To learn a little more about this process and how it acts on vegetable proteins, it is necessary to differentiate the two types of routes that extrusion technology offers to obtain meat analogues. On the one hand, high moisture extrusion (also known as HME, high moisture extrusion), makes it possible to obtain non-expanded fibrous products that imitate the texture and mouthfeel of meat products. Therefore, they will be the protein base for the production of a meat analogue. On the other hand, dry extrusion produces the so-called textured vegetable protein (TVP), which is characterised by its expansion and requires subsequent hydration prior to use.
Since high-moisture extrusion creates a product with a meat-like structure, let’s see what actually happens to vegetable proteins during this process called texturisation:
It could be explained as a two-stage process; firstly, the protein is in its native state, with a complex structure and without access to its functionality. When heat and shear forces are applied during cooking, a denaturation of the protein takes place, losing its native structure and leaving the binding sites for new bonds accessible, which facilitates that in the second cooling stage, the protein reorganises itself by forming new bonds, giving rise to a product of a fibrous nature.
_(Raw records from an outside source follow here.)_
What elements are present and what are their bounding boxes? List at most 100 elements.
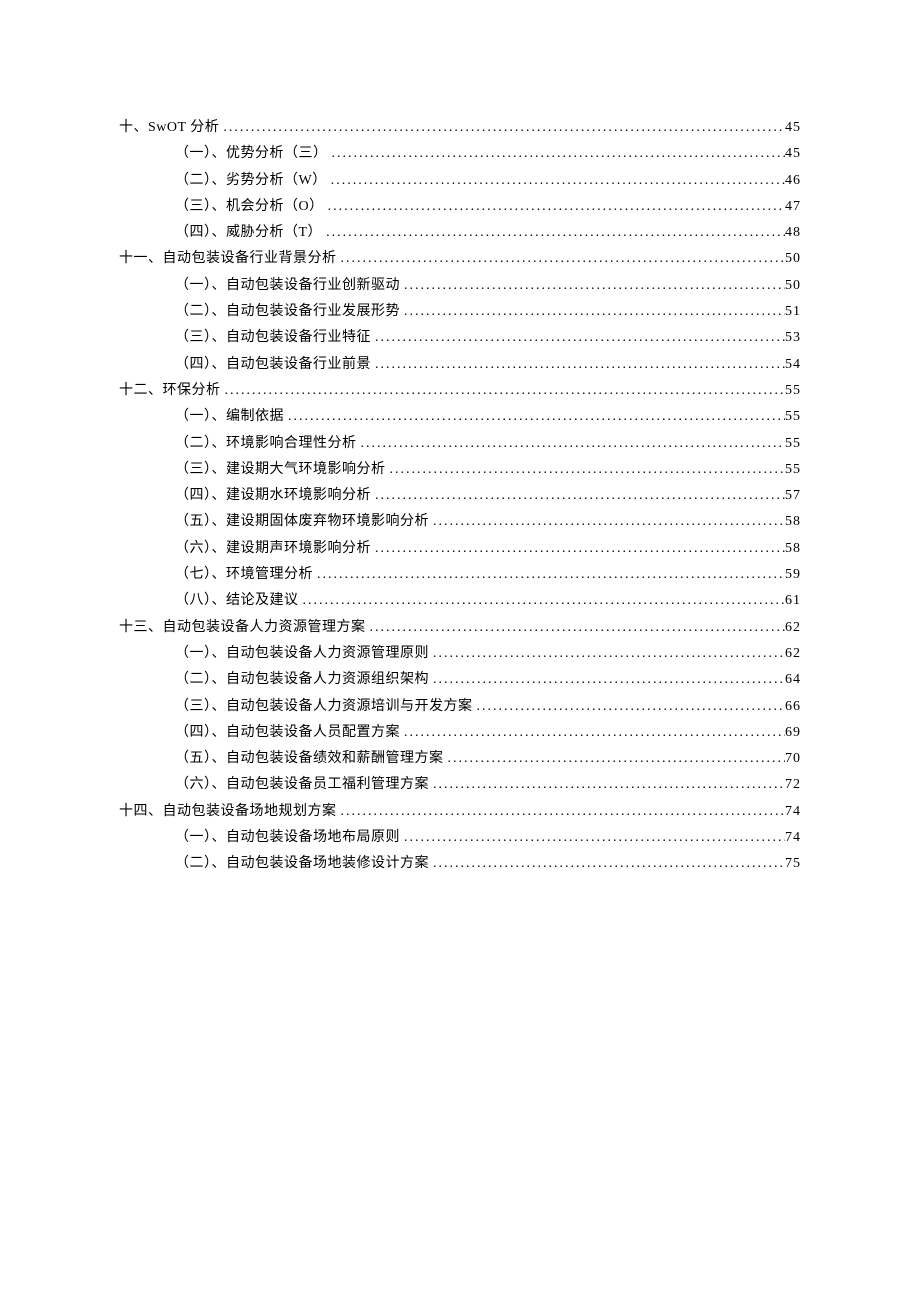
toc-entry: 十一、自动包装设备行业背景分析50 — [119, 246, 801, 272]
toc-entry-label: （三）、机会分析（O） — [175, 194, 324, 220]
toc-entry-label: （二）、自动包装设备人力资源组织架构 — [175, 667, 429, 693]
toc-entry: （七）、环境管理分析 59 — [119, 562, 801, 588]
toc-entry-page: 53 — [785, 325, 801, 351]
toc-entry: （二）、劣势分析（W） 46 — [119, 168, 801, 194]
toc-leader-dots — [429, 772, 785, 798]
toc-entry-page: 59 — [785, 562, 801, 588]
toc-leader-dots — [444, 746, 786, 772]
toc-entry-page: 70 — [785, 746, 801, 772]
toc-leader-dots — [366, 615, 786, 641]
toc-entry: （一）、自动包装设备行业创新驱动 50 — [119, 273, 801, 299]
toc-entry-label: （五）、自动包装设备绩效和薪酬管理方案 — [175, 746, 444, 772]
toc-leader-dots — [386, 457, 786, 483]
toc-entry-label: （五）、建设期固体废弃物环境影响分析 — [175, 509, 429, 535]
toc-entry-page: 57 — [785, 483, 801, 509]
toc-entry-label: （四）、自动包装设备人员配置方案 — [175, 720, 400, 746]
toc-entry-page: 55 — [785, 378, 801, 404]
toc-entry-page: 58 — [785, 509, 801, 535]
toc-entry-label: （七）、环境管理分析 — [175, 562, 313, 588]
toc-leader-dots — [371, 352, 785, 378]
toc-leader-dots — [337, 246, 786, 272]
toc-entry-label: 十三、自动包装设备人力资源管理方案 — [119, 615, 366, 641]
toc-leader-dots — [328, 141, 786, 167]
toc-entry: （五）、自动包装设备绩效和薪酬管理方案 70 — [119, 746, 801, 772]
toc-entry-page: 50 — [785, 246, 801, 272]
toc-entry: （二）、自动包装设备人力资源组织架构 64 — [119, 667, 801, 693]
toc-entry-page: 62 — [785, 641, 801, 667]
toc-entry: （六）、自动包装设备员工福利管理方案72 — [119, 772, 801, 798]
toc-leader-dots — [357, 431, 786, 457]
toc-entry-page: 55 — [785, 431, 801, 457]
toc-entry: （四）、自动包装设备人员配置方案 69 — [119, 720, 801, 746]
toc-leader-dots — [313, 562, 785, 588]
toc-entry-page: 46 — [785, 168, 801, 194]
toc-leader-dots — [473, 694, 786, 720]
toc-entry-page: 45 — [785, 115, 801, 141]
toc-leader-dots — [322, 220, 785, 246]
toc-leader-dots — [371, 536, 785, 562]
toc-entry-page: 50 — [785, 273, 801, 299]
toc-entry: （三）、自动包装设备人力资源培训与开发方案66 — [119, 694, 801, 720]
toc-entry: （三）、建设期大气环境影响分析55 — [119, 457, 801, 483]
toc-entry-label: （一）、编制依据 — [175, 404, 284, 430]
toc-entry-label: （一）、自动包装设备行业创新驱动 — [175, 273, 400, 299]
toc-entry-page: 64 — [785, 667, 801, 693]
toc-entry: （一）、编制依据 55 — [119, 404, 801, 430]
toc-leader-dots — [400, 299, 785, 325]
toc-entry-label: （一）、优势分析（三） — [175, 141, 328, 167]
toc-entry-label: （二）、环境影响合理性分析 — [175, 431, 357, 457]
toc-entry-page: 72 — [785, 772, 801, 798]
toc-entry: （四）、威胁分析（T）48 — [119, 220, 801, 246]
toc-entry: （一）、自动包装设备场地布局原则 74 — [119, 825, 801, 851]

The greatest challenge of these processes is at the innovation in the use of extrusion-texturization technology combined with different blends of vegetable proteins to obtain improved textures.
This technology involves a double challenge: on the one hand, the choice of raw materials is a key parameter, being necessary to choose the appropiate vegetable protein source capable of providing the best characteristics to the final product with a good behaviour during processing and, on the other hand, to achieve and optimise the process conditions by adjusting the variables of each of the parameters to achieve the desired texture. Therefore, to achieve a better texture in mthe following must be taken into account: the choice of raw materials, the protein source, the protein content-isolate, concentrate, flour and the choice of conditions for the process parameters.
In short, obtaining products similar to those of animal origin by incorporating alternative protein sources such as cereals or legumes, and even algae, insects or microproteins, is one of the challenges facing the food industry. Although extrusion technology allows new plant-based products to be obtained, it is necessary to continue developing this technology in order to achieve the “perfect” analogue that meets all the requirements in terms of texture, taste and nutritional properties.
At CARTIF we work to integrate and optimise the texturization process with different ingredients and their mixtures, in order to obtain meat analogues with the best properties. An example of this, is the Meating Plants projects where we research the use of legume proteins to improve the quality of meat analogues.